Following a sampling programme earlier this year, Intel-Micron Flash Technologies (IMFT) has now announced that the move to 25nm is now in full swing, with the first batches of 25nm NAND chips now entering mass production.
The 8GB chips measure 167mm2, and are based on multi-level cell (MLC) technology with two bits per cell. The move to 8GB chips with tiny 25nm transistors will enable device makers to squeeze a much greater capacity into small devices.
In fact, according to IMFT, it could reduce the chip count by 50 per cent in comparison with previous generations.
IMFT reckons a 256GB solid state drive (SSD), for example, can now be built with just 32 chips, compared with 64 using the previous generation of technology.

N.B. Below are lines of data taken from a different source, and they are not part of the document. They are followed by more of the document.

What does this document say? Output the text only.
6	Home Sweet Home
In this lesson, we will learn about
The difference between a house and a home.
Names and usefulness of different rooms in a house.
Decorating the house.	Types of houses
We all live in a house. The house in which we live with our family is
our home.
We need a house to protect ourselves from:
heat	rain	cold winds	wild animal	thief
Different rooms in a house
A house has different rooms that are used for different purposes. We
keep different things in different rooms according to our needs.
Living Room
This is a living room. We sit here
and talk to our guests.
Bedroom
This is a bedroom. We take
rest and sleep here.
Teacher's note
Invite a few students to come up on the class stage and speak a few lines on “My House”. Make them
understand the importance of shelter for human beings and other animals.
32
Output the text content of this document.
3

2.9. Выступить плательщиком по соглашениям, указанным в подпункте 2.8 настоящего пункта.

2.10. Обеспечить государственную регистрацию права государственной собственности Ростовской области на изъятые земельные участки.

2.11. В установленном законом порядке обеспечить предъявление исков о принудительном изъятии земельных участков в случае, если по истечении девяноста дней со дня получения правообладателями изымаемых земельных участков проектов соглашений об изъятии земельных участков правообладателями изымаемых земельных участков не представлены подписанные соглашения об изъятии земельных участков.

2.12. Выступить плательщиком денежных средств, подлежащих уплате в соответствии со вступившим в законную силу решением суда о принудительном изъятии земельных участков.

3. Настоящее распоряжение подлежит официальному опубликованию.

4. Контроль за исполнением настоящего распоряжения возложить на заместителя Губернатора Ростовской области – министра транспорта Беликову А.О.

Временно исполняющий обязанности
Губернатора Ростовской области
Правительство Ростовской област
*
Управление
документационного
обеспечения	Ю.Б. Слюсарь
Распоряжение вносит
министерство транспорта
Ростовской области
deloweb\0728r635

The partnership also points out that a 32GB smartphone now only needs four chips, and a 16GB flash drive only needs two.
The 25nm chips originally started sampling in February, and it looks as though IMFT is now on schedule to with its promise of mass production in the first half of this year.
Intel and Micron expect the densely-packed chips to be used in a variety of devices, from solid state drives, to USB memory keys, SD cards, MP3 players and camera memory.
Intel and Micron’s NAND-partnership first kicked off in 2006 with a 50nm process, which was followed in 2008 by a 34nm process.